Nous avons terminé avec un ouvrage féministe, écrit par une Burkinabé, Assita Kanko, qui vit à Bruxelles où elle est cadre d’entreprise, conseillère municipale à Ixelles. La deuxième moitié fait le point sur tous les combats qu’il faut mener en Europe et dans le monde pour que le premier des droits de l’homme soit reconnu :

« tous les êtres humains naissent libres et égaux en dignité et en droits. Ils sont doués de raison et de conscience et doivent agir les uns envers les autres dans un esprit de fraternité ».
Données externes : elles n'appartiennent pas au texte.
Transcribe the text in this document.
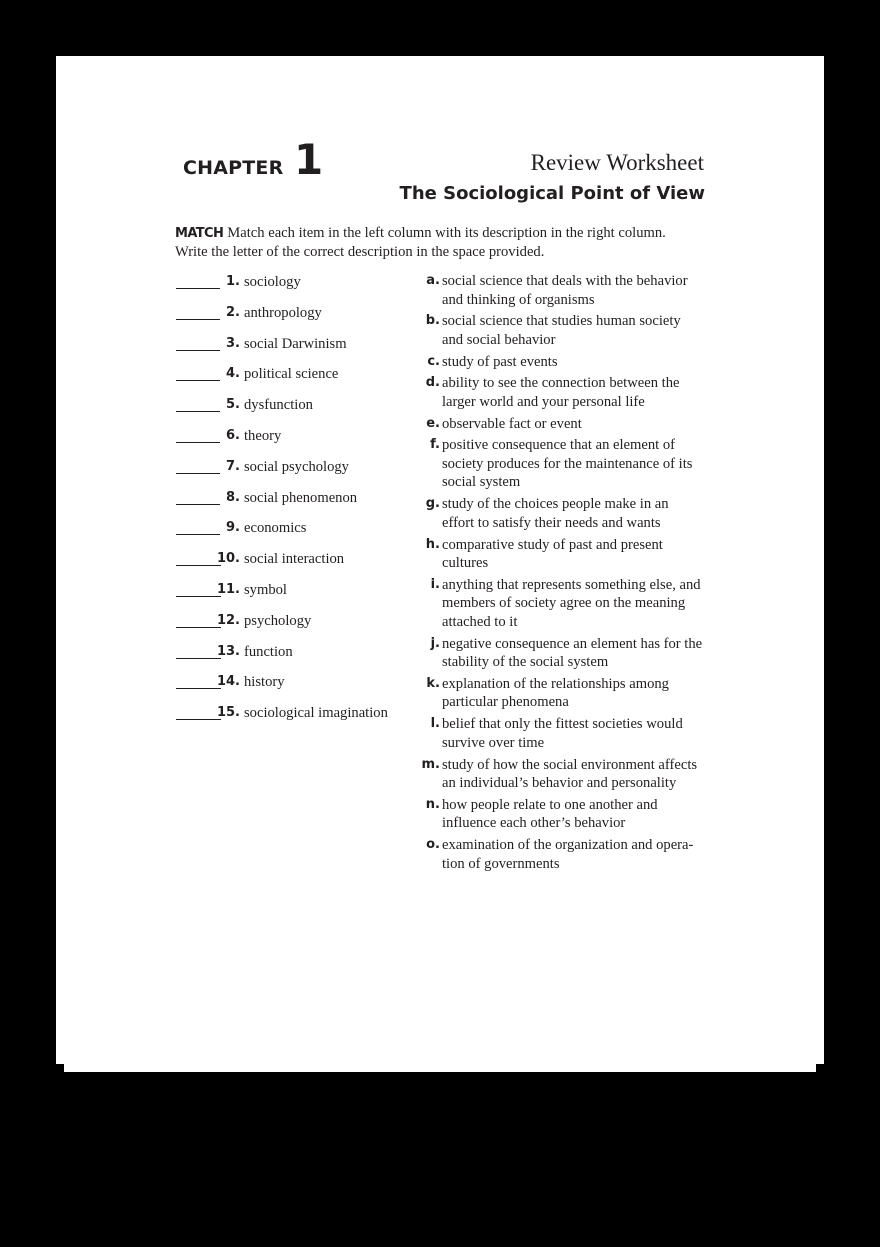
CHAPTER 1	Review Worksheet
The Sociological Point of View
MATCH Match each item in the left column with its description in the right column.
Write the letter of the correct description in the space provided.
1. sociology
2. anthropology
3. social Darwinism
4. political science
5. dysfunction
6. theory
7. social psychology
8. social phenomenon
9. economics
10. social interaction
11. symbol
12. psychology
13. function
14. history
15. sociological imagination
a. social science that deals with the behavior
and thinking of organisms
b. social science that studies human society
and social behavior
c. study of past events
d. ability to see the connection between the
larger world and your personal life
e. observable fact or event
f. positive consequence that an element of
society produces for the maintenance of its
social system
g. study of the choices people make in an
effort to satisfy their needs and wants
h. comparative study of past and present
cultures
i. anything that represents something else, and
members of society agree on the meaning
attached to it
j. negative consequence an element has for the
stability of the social system
k. explanation of the relationships among
particular phenomena
l. belief that only the fittest societies would
survive over time
m. study of how the social environment affects
an individual’s behavior and personality
n. how people relate to one another and
influence each other’s behavior
o. examination of the organization and opera-
tion of governments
et d’examiner successivement le gendercide, l’intégrité physique, les mariages précoces, les captivités maritales, la polygamie…Le dernier chapitre est le point d’orgue, « les femmes, le travail et le pouvoir ». C’est un livre très revigorant à notre époque, une époque où les féministes se font beaucoup moins entendre en dehors des provocations des Femen.

 

Notre actualité littéraire était riche, et donc ce compte rendu est lui aussi étoffé. J’en suis désolée.

Rendez-vous le 17 février avec La fin de l’Homme Rouge de Svetlana Alexievitch et une relecture d’un roman de Daphné du Maurier, pourquoi pas, Rebecca ?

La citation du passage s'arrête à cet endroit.